The Consolidated Appropriations Act, 2021 (the “Act”), which was signed into law a few weeks ago, extends and modifies the employee retention credit (“ERC”) to permit more taxpayers to take advantage of it. The ERC is a payroll tax credit available to taxpayers affected by the COVID-19 pandemic; it was created by the CARES Act back in March of 2020.

Retroactive Relief – ERC and PPP

Originally, the ERC was only available for qualified wages paid through December 31, 2020 and was not available to PPP borrowers. Fortunately, the ERC has been extended to June 30, 2021, so taxpayers can also claim the credit in Q1 and Q2 of 2021. The characteristics of the 2021 ERC are more taxpayer-friendly than the 2020 ERC; these modifications are discussed in the section below.

Moreover, the Act provides that PPP borrowers may also claim the ERC, which was not the case before. However, it is important to note that both PPP funds and the ERC cannot be used for the same wages; in other words, forgivable payroll costs for PPP do not include qualified wages upon which the ERC is computed.

This change appears to be retroactive to March 12, 2020. It is uncertain at this time how taxpayers will claim the retroactive credit. For example, this could be done by filing amended employment tax returns. We expect the IRS to address this issue soon.

Modifications – 2021 Credits Only

First, for 2021 quarters, the credit amount is increased to 70% of qualified wages from 50%. Second, the maximum amount of qualified wages that may be considered for the credit is $10,000 per employee per quarter instead of $10,000 per employee in total. Note, any computational changes discussed in this section only apply to credits claimed for 2021 quarters.

Notably, the first step in claiming the ERC is determining eligibility. For the most part, the tests are the same: a taxpayer becomes eligible for the credit when (1) its business operations are fully or partially suspended by a government shutdown order; or (2) it sees a significant drop in gross receipts compared to 2019.

Application of the first test is complex and involves a careful analysis of different factors, such as whether the taxpayer is an essential business and whether employees can feasibly work from home. The second test is easier to decipher. For 2020 credits, the taxpayer must see a 50% drop in gross receipts when comparing any quarter in 2020 to the same quarter in 2019. For 2021 credits, the drop need only be 20%.

Finally, for 2020, taxpayers with more than 100 full-time employees could only claim the ERC with respect to employees that were not providing services during the time of economic hardship (i.e., shutdown or drop in gross receipts). Taxpayers with 100 or less could claim the credit for each employee, regardless of whether they were working or not. For 2021, the 100-employee threshold is increased to 500, which permits “bigger” businesses to claim a bigger credit.
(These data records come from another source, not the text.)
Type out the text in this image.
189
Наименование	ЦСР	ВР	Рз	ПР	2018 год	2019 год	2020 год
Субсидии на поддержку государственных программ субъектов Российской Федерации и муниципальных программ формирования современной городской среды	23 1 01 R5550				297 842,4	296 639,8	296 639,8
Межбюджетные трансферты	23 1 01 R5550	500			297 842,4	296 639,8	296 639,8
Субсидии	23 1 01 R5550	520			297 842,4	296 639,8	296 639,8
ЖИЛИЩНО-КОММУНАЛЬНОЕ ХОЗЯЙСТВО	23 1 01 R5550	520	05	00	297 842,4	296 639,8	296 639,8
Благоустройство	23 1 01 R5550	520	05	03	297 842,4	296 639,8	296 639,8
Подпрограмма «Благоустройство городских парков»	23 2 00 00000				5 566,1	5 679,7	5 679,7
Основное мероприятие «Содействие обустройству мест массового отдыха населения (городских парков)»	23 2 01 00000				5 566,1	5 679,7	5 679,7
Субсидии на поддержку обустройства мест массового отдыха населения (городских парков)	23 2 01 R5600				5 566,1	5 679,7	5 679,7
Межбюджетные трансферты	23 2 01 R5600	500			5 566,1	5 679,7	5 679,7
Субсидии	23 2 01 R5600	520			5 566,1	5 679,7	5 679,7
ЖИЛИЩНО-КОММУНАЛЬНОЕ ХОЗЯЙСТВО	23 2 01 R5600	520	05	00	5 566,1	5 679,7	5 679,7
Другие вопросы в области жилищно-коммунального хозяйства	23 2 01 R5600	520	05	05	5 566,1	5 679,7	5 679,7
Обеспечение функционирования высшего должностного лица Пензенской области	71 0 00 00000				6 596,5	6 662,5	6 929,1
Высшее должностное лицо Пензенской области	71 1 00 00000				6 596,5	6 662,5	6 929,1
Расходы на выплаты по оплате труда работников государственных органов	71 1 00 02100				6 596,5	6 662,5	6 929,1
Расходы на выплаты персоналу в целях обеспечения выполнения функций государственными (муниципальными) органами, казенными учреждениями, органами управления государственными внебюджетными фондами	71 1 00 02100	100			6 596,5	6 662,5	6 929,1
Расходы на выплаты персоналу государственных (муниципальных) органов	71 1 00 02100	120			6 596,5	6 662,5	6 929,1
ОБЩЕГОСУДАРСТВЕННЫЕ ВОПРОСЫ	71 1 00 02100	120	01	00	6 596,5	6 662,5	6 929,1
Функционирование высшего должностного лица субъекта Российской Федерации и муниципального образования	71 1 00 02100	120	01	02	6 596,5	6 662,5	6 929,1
For example, a taxpayer with 50 full-time employees that saw business operations shut down during the pandemic or saw a drop in gross receipts may qualify for a payroll tax credit of up to $250,000 in 2020 and $700,000 in 2021. Even better, any credit amount that exceeds their payroll tax liability will be refunded to them. If the taxpayer spent $100,000 of its $150,000 PPP loan on wages last year, then the 2020 credit would be $100,000, to avoid a double benefit.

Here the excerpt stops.